SPIEGEL: Ljubow, welche Nachrichten haben Sie aus Berlin, was wissen Sie über den Zustand von Nawalny?

Ljubow Sobol: Leider gibt es im Moment keine guten Nachrichten. Alexej liegt weiter im Koma, sein Zustand ist stabil, aber sehr ernst. Ich bin im ständigen Kontakt mit seiner Frau Julia und mit Leonid Wolkow, unserem Kampagnenmanager, der auch in Berlin ist.

SPIEGEL: Ein Livestream mit Wolkow aus Berlin wurde kurzfristig abgesagt. Warum?

Sobol: Leonid ist mit Julia in der Charité bei Alexej, möchte bei ihr bleiben, hilft ihr auch moralisch. Deshalb kann er nicht live senden. Wir machen uns alle große Sorgen um Alexej. Am Montag soll es eine Erklärung der Ärzte geben.

Sanitäter in Berlin bringen die Spezialtrage zurück, mit der Nawalny aus Omsk nach Deutschland gebracht wurde

Sanitäter in Berlin bringen die Spezialtrage zurück, mit der Nawalny aus Omsk nach Deutschland gebracht wurde

Foto: Kay Nietfeld / dpa

SPIEGEL: Wieso glauben Sie, dass Nawalny vergiftet wurde?

Sobol: Er ist der Anführer der Opposition, für die russische Führung war er schon immer unbequem, unsere Aktivitäten hängen dem Kreml schon lange zum Hals raus. Ich glaube, Wladimir Putin hat entschieden, besser früher als später gegen Nawalny vorzugehen, nicht noch länger abzuwarten. Ich habe keine Zweifel daran, dass der Kreml und Putin hinter der Vergiftung stehen. Nawalny ist der Hauptgegner von Putin, ohne sein Wissen, ohne seine Anweisung geschieht so eine Operation nicht. Alle Entscheidungen, die Nawalny angehen, trifft Putin.

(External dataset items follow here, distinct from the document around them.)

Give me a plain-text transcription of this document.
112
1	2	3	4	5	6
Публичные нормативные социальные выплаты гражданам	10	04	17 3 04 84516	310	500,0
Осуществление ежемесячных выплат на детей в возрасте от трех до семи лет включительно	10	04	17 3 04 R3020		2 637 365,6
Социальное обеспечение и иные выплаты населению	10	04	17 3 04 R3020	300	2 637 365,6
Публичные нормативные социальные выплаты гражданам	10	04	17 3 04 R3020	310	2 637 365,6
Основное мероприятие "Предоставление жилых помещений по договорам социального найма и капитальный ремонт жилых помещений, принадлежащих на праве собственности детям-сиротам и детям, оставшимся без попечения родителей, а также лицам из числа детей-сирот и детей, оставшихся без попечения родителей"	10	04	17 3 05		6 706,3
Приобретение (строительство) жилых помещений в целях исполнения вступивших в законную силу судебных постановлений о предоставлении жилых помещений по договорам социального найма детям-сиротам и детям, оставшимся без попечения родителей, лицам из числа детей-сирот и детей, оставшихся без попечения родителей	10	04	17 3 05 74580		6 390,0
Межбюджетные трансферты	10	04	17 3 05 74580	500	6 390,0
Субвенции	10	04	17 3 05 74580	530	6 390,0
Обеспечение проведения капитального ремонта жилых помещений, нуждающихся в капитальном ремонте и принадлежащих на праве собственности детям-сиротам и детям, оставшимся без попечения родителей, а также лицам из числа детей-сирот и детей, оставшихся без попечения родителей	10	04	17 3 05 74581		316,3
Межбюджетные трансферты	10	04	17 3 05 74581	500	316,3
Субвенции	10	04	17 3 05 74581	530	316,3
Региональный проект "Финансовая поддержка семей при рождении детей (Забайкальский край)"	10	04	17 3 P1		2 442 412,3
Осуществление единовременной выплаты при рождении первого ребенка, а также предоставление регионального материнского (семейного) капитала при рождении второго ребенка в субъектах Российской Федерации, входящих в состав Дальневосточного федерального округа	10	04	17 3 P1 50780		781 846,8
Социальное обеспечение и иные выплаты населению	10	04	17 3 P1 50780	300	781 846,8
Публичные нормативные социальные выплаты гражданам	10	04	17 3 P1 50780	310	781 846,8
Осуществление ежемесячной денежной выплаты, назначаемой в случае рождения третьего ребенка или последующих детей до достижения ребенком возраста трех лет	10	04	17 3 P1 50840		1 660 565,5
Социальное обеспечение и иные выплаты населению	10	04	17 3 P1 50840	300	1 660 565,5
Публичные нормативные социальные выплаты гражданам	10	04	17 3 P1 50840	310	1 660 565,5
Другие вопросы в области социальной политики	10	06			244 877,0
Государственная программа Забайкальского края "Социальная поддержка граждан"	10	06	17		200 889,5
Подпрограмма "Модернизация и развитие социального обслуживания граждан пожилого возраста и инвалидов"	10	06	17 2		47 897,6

SPIEGEL: Aber warum ausgerechnet jetzt?

Sobol: Putin hat Angst, dass sich in Russland das wiederholt, was wir jetzt Belarus erleben. Über 150.000 Menschen haben sich wieder versammelt, sie sind nicht mehr bereit, das Lukaschenko-Regime so hinzunehmen. Das sind keine Menschen, die prorussisch oder prowestlich sind, das sind Menschen, die in einem normalen Land leben wollen. Putin sieht, wie bei uns die Proteststimmung in den Regionen zunimmt: Im Fernen Osten in Chabarowsk demonstrieren die Menschen zum Beispiel schon über eineinhalb Monate lang, in Baschkortostan protestierten sie am symbolträchtigen Berg Kuschtau gegen den Abbau von Kalkstein.

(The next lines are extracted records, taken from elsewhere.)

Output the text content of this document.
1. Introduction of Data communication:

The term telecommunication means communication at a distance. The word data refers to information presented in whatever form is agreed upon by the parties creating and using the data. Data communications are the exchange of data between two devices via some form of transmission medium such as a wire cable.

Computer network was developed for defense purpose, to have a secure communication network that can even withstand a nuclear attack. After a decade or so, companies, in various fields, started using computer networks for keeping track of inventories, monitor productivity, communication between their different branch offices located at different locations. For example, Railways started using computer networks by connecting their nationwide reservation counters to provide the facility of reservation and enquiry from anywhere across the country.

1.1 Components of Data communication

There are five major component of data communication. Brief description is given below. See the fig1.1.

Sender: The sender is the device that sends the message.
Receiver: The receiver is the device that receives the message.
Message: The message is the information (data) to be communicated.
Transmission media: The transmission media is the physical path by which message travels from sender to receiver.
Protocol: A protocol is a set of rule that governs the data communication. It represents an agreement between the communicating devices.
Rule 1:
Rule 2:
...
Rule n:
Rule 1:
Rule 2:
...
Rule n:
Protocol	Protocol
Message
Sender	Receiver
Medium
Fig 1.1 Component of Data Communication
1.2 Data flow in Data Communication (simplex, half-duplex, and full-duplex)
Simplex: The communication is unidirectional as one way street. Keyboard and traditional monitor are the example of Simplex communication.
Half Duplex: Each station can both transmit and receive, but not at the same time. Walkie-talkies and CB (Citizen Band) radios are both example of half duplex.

SPIEGEL: Welche Rolle spielen die Regionalwahlen im September?

Sobol: Eine große. Wahlen geben uns die Hoffnung, etwas verändern zu können. Wir rufen die Menschen auf, für den stärksten Gegenkandidaten zu stimmen, damit wir den Vertreter der Kremlpartei Einiges Russland verhindern können. Nawalny hat wiederholt erklärt, sollte es bei diesen Abstimmungen massenweise Manipulationen geben, werden die Menschen auf die Straße gehen. Eine andere Möglichkeit bleibt ihnen nicht, ihre Rechte zu verteidigen.

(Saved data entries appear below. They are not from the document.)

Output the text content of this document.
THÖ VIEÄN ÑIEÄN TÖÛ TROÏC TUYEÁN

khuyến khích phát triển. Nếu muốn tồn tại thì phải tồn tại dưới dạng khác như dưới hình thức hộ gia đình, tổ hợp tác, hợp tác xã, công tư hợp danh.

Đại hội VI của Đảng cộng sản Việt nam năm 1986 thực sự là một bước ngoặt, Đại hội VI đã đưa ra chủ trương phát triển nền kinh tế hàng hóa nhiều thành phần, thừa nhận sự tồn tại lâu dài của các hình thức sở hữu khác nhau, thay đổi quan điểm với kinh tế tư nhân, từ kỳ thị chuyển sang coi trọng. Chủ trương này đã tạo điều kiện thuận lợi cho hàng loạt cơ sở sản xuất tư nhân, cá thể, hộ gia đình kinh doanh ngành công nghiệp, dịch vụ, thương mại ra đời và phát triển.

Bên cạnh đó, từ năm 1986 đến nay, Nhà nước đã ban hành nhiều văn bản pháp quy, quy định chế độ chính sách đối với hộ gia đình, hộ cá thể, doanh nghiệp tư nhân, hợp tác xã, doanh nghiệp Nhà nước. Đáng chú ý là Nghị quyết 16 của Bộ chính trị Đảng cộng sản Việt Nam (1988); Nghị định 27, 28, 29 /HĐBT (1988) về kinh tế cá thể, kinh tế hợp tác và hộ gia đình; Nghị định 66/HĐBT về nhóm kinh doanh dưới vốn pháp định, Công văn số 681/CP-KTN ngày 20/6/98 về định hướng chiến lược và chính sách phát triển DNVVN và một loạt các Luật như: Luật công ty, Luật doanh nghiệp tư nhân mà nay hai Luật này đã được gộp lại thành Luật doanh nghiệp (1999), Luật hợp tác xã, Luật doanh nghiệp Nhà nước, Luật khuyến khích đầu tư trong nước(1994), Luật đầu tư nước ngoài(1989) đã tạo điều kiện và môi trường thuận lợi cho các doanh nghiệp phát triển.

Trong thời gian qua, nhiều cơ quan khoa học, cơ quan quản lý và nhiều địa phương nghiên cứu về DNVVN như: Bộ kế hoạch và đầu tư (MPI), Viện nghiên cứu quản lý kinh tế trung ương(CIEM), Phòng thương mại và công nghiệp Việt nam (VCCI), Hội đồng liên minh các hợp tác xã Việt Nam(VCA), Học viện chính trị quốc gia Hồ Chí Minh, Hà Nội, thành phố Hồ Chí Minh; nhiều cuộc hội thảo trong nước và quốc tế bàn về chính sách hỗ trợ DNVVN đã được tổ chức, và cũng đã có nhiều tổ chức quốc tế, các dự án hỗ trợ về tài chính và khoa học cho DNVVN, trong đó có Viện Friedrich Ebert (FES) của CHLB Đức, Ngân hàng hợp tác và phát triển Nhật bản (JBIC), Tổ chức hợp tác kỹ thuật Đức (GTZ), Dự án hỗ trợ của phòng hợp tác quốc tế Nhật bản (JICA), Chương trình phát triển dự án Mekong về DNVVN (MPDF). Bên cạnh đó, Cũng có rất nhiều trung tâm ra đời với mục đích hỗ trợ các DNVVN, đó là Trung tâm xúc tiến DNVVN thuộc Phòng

SPIEGEL: Nawalny hatte sich einige Tage im sibirischen Tomsk aufgehalten, bevor er dann auf dem Flug zurück nach Moskau zusammenbrach. Wer genau könnte Ihrer Meinung nach diese Operation gegen ihn ausgeführt haben? Es gibt Einschätzungen, dass es örtliche Geheimdienstler oder Beamte gewesen sein könnten.

Sobol: Dass in Sibirien regionale Sicherheitsbeamte selbst Initiative ergriffen haben, weil Funktionäre Angst vor unseren Veröffentlichungen über Korruption haben, kann ich mir nicht vorstellen. Die Gouverneure und Beamten in den Regionen stehen alle unter der maximalen Kontrolle des Kremls.

SPIEGEL: Wer käme dann für solch eine mögliche Tat infrage?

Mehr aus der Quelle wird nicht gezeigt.